Morbidity measures used to evaluate obstetric quality care at hospitals don't sufficiently identify areas of care that actually need improvement.
The morbidity measures used to evaluate the quality of obstetric care at hospitals are insufficient, suggested researchers who delved into two of the current assessment standards employed by the Joint Commission.
Writing in JAMA, the researchers explained that while they found wide variances in complication rates throughout hospitals in New York City, there was no correlation between the currently used quality assessment standards and maternal and neonatal morbidity rates.
- There is a need for better ways to effectively measure obstetric care at hospitals.
- The current standards used by the Joint Commission do not correlate with complication rates for mothers or babies.

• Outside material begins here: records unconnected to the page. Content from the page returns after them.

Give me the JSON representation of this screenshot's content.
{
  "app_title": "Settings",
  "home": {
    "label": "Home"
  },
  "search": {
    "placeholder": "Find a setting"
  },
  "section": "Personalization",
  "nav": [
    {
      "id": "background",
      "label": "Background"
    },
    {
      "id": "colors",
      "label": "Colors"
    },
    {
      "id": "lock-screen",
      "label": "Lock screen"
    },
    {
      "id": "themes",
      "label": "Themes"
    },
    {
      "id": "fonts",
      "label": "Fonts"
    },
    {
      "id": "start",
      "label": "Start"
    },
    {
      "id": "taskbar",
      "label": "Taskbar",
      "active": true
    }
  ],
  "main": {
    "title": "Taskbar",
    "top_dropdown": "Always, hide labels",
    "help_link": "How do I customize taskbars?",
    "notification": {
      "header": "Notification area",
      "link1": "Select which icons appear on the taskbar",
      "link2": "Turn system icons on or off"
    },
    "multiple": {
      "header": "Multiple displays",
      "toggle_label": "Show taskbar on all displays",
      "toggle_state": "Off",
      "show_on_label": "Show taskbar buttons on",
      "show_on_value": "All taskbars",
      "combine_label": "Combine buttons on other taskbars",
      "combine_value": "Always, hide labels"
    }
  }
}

The researchers looked at whether elective deliveries done between 37 weeks and prior to 39 weeks of gestation and cesarean deliveries performed in low-risk nulliparous women were associated with severe maternal or neonatal morbidity in New York City hospitals. The researchers identified cases of severe maternal morbidity and cases of morbidity in newborns without anomalies. They defined the former as delivery associated with a life-threatening complication or performance of a lifesaving procedure, while the latter was defined as births associated with a complication, including birth trauma, hypoxia, and prolonged length of stay.
The study was devised in part because the Joint Commission uses elective deliveries performed prior to 39 weeks' gestation and cesarean deliveries performed in low-risk nulliparous women as two of its quality measures. The researchers did not include the three other indicators-exclusive breastfeeding, antenatal steroid use among premature deliveries, and infections acquired among very low–birth-weight infants-used by the Joint Commission because they focus more exclusively on the outcomes of newborns and not their mothers.
“Our findings suggest that other quality measures should be developed that focus on suboptimal care,” the authors wrote. “Examples include whether hemorrhage and preeclampsia protocols are used in the delivery suite. Given that we did not find a relationship between the quality indicators we examined and maternal or neonatal morbidity, these measures do not adequately capture obstetric hospital quality.”
In assessing the current quality measures, the researchers evaluated deliveries among 41 hospitals in New York City during 2010. The differences in severe maternal morbidity ranged significantly, from 0.9 complications per 100 deliveries to 5.7 complications per 100 deliveries. Neonatal morbidity was even more far-ranging, from 3.1 complications per 100 births to 21.3 complications per 100 births.